Nesse quadro, o gatilho imediato emerge. Antes das eleições, CFK alertou o presidente da necessidade de fazer mudanças no gabinete para melhorar a atuação do governo e, aliás, avançar sua participação: o chefe da Casa Civil e o ministro do Turismo deveriam ser chefes da lista de candidatos na Província de Buenos Aires e na própria capital.
O presidente recusou, colocando dois outros candidatos seus nesses lugares.

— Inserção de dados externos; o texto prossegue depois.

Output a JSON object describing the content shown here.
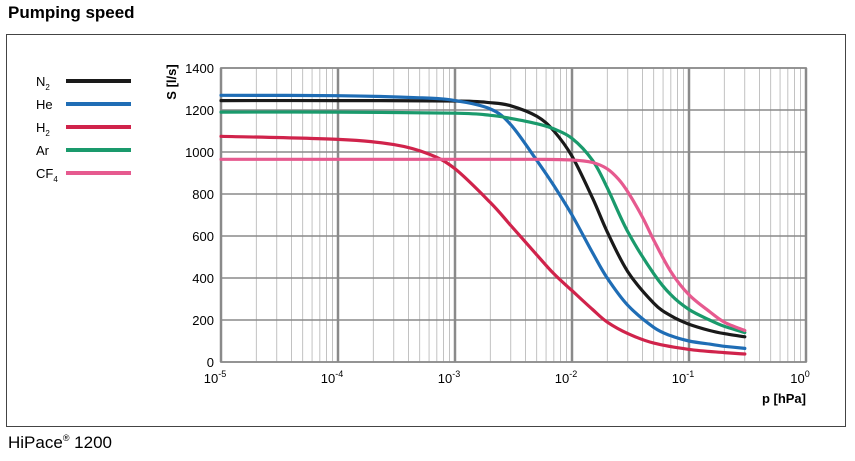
{
  "page": {
    "title": "Pumping speed",
    "caption_main": "HiPace",
    "caption_reg": "®",
    "caption_model": " 1200"
  },
  "colors": {
    "N2": "#1a1a1a",
    "He": "#1f6db5",
    "H2": "#d0234b",
    "Ar": "#1a9a6c",
    "CF4": "#e65a8f",
    "grid": "#9a9a9a"
  },
  "chart_data": {
    "type": "line",
    "title": "Pumping speed",
    "xlabel": "p [hPa]",
    "ylabel": "S [l/s]",
    "x_scale": "log",
    "xlim": [
      1e-05,
      1
    ],
    "ylim": [
      0,
      1400
    ],
    "x_ticks": [
      {
        "base": "10",
        "exp": "-5"
      },
      {
        "base": "10",
        "exp": "-4"
      },
      {
        "base": "10",
        "exp": "-3"
      },
      {
        "base": "10",
        "exp": "-2"
      },
      {
        "base": "10",
        "exp": "-1"
      },
      {
        "base": "10",
        "exp": "0"
      }
    ],
    "y_ticks": [
      "0",
      "200",
      "400",
      "600",
      "800",
      "1000",
      "1200",
      "1400"
    ],
    "grid": true,
    "legend_position": "top-left",
    "series": [
      {
        "key": "N2",
        "name": "N",
        "sub": "2",
        "points": [
          [
            1e-05,
            1245
          ],
          [
            0.0001,
            1245
          ],
          [
            0.001,
            1243
          ],
          [
            0.002,
            1235
          ],
          [
            0.003,
            1220
          ],
          [
            0.005,
            1170
          ],
          [
            0.007,
            1100
          ],
          [
            0.01,
            980
          ],
          [
            0.015,
            780
          ],
          [
            0.02,
            620
          ],
          [
            0.03,
            430
          ],
          [
            0.05,
            280
          ],
          [
            0.07,
            220
          ],
          [
            0.1,
            180
          ],
          [
            0.15,
            150
          ],
          [
            0.2,
            135
          ],
          [
            0.3,
            120
          ]
        ]
      },
      {
        "key": "He",
        "name": "He",
        "sub": "",
        "points": [
          [
            1e-05,
            1270
          ],
          [
            0.0001,
            1268
          ],
          [
            0.0005,
            1258
          ],
          [
            0.001,
            1245
          ],
          [
            0.002,
            1205
          ],
          [
            0.003,
            1130
          ],
          [
            0.005,
            960
          ],
          [
            0.007,
            840
          ],
          [
            0.01,
            700
          ],
          [
            0.015,
            520
          ],
          [
            0.02,
            400
          ],
          [
            0.03,
            270
          ],
          [
            0.05,
            165
          ],
          [
            0.07,
            125
          ],
          [
            0.1,
            100
          ],
          [
            0.15,
            85
          ],
          [
            0.2,
            75
          ],
          [
            0.3,
            65
          ]
        ]
      },
      {
        "key": "H2",
        "name": "H",
        "sub": "2",
        "points": [
          [
            1e-05,
            1075
          ],
          [
            0.0001,
            1060
          ],
          [
            0.0003,
            1035
          ],
          [
            0.0006,
            990
          ],
          [
            0.001,
            920
          ],
          [
            0.002,
            760
          ],
          [
            0.003,
            650
          ],
          [
            0.005,
            510
          ],
          [
            0.007,
            420
          ],
          [
            0.01,
            340
          ],
          [
            0.015,
            250
          ],
          [
            0.02,
            190
          ],
          [
            0.03,
            135
          ],
          [
            0.05,
            90
          ],
          [
            0.1,
            60
          ],
          [
            0.2,
            45
          ],
          [
            0.3,
            38
          ]
        ]
      },
      {
        "key": "Ar",
        "name": "Ar",
        "sub": "",
        "points": [
          [
            1e-05,
            1190
          ],
          [
            0.0001,
            1190
          ],
          [
            0.001,
            1185
          ],
          [
            0.002,
            1175
          ],
          [
            0.003,
            1160
          ],
          [
            0.005,
            1135
          ],
          [
            0.007,
            1110
          ],
          [
            0.01,
            1065
          ],
          [
            0.015,
            960
          ],
          [
            0.02,
            830
          ],
          [
            0.03,
            620
          ],
          [
            0.05,
            420
          ],
          [
            0.07,
            320
          ],
          [
            0.1,
            250
          ],
          [
            0.15,
            200
          ],
          [
            0.2,
            170
          ],
          [
            0.3,
            140
          ]
        ]
      },
      {
        "key": "CF4",
        "name": "CF",
        "sub": "4",
        "points": [
          [
            1e-05,
            965
          ],
          [
            0.0001,
            965
          ],
          [
            0.001,
            965
          ],
          [
            0.005,
            965
          ],
          [
            0.01,
            962
          ],
          [
            0.015,
            950
          ],
          [
            0.02,
            920
          ],
          [
            0.025,
            870
          ],
          [
            0.03,
            810
          ],
          [
            0.04,
            690
          ],
          [
            0.05,
            580
          ],
          [
            0.07,
            430
          ],
          [
            0.1,
            320
          ],
          [
            0.15,
            240
          ],
          [
            0.2,
            190
          ],
          [
            0.3,
            150
          ]
        ]
      }
    ]
  }
}
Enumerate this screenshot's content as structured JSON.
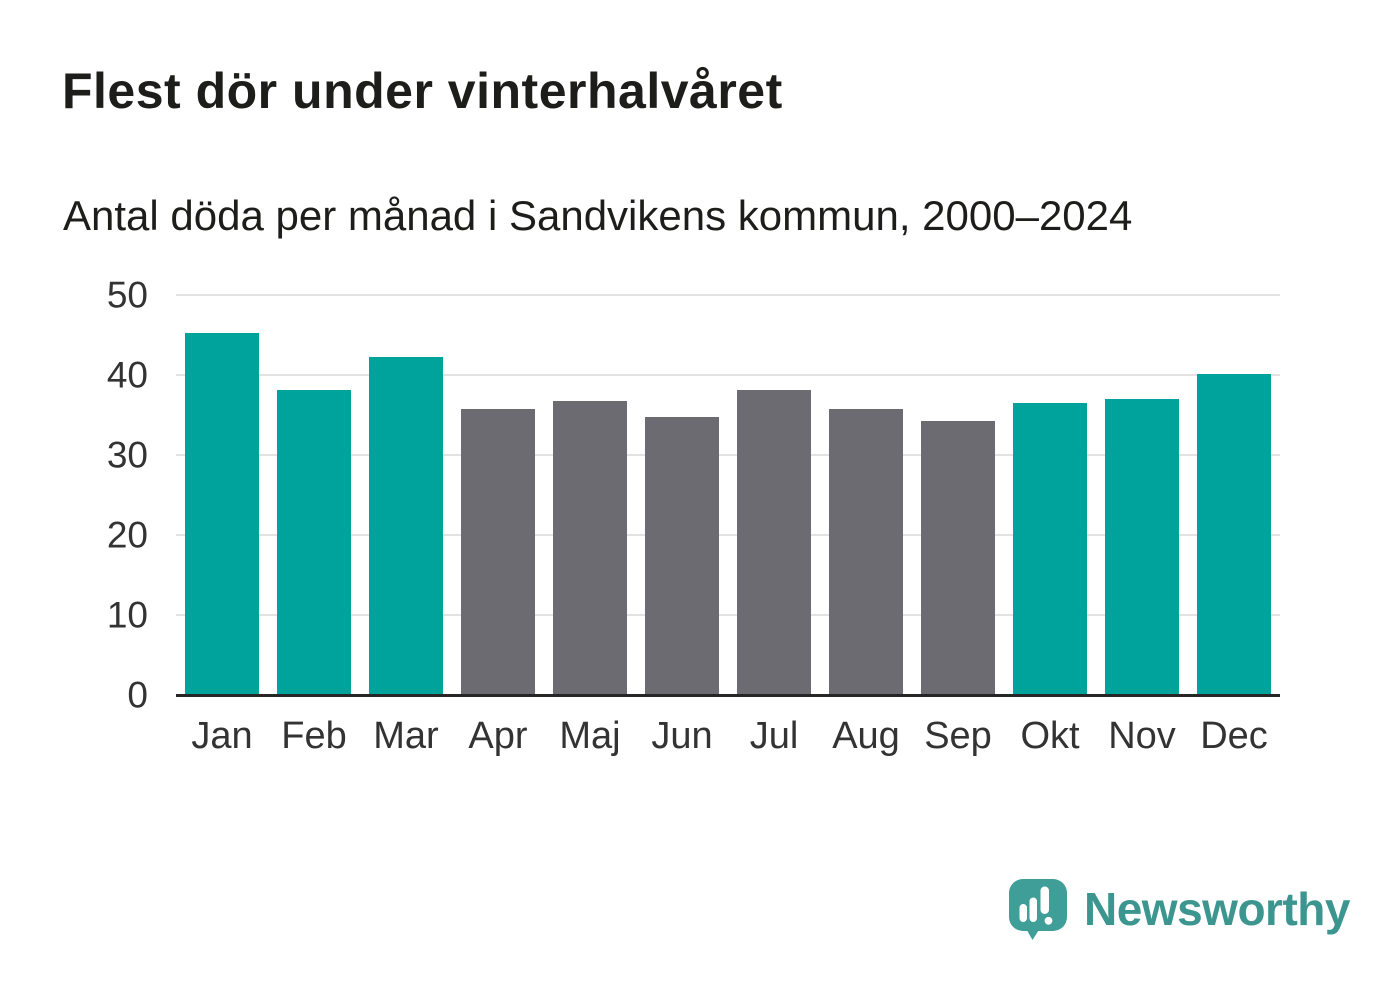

A fórmula “panperonista”, útil para vencer as eleições presidenciais de 2019, provou ser um fracasso no governo, conforme revelado pela derrota esmagadora – em 17 das 24 Províncias – nas eleições primárias de domingo.
Na tentativa de reverter os resultados das eleições de novembro, a vice-presidente voltou a propor mudanças urgentes, mirado o chefe de gabinete. No entanto, o presidente considerou que elas deveriam ser feitas após as eleições.
Além das duas versões que circulam sobre se, na noite de segunda-feira, os dois chefes de governo organizariam mudanças em novembro ou não, uma série de funcionários importantes, incluindo ministros, como o do Interior, apresentou sua renúncia, alguns informalmente, pegando de surpresa Fernández, que descobriu através da mídia. Desencadeia-se uma crise no governo, latente desde a sua origem, que não é apenas produto da derrota, mas também do desígnio governamental que o levou à Casa Rosada.
Em vez de buscar soluções, a resposta do peronismo é um confronto entre suas duas figuras-chave. Com o passar das horas, o presidente recebeu o apoio de vários governadores peronistas, da Confederação-Geral do Trabalho e de alguns movimentos sociais.
Como Fernández não aceitou imediatamente as demissões (formais ou informais são um detalhe), a queda de braço continua, embora a ruptura da coalizão não pareça ser o caminho escolhido por ele. Diante do fracasso eleitoral, essa crise, em meio a uma eleição que ainda não terminou, enfraquece em vez de fortalecer o governo.
A conciliação exige que cada um abra mão de algo. Nesse caso, o desafio que virá passa fundamentalmente pela recomposição do vínculo entre o presidente e sua vice – algo bastante difícil em razão de quão longe foi o confronto.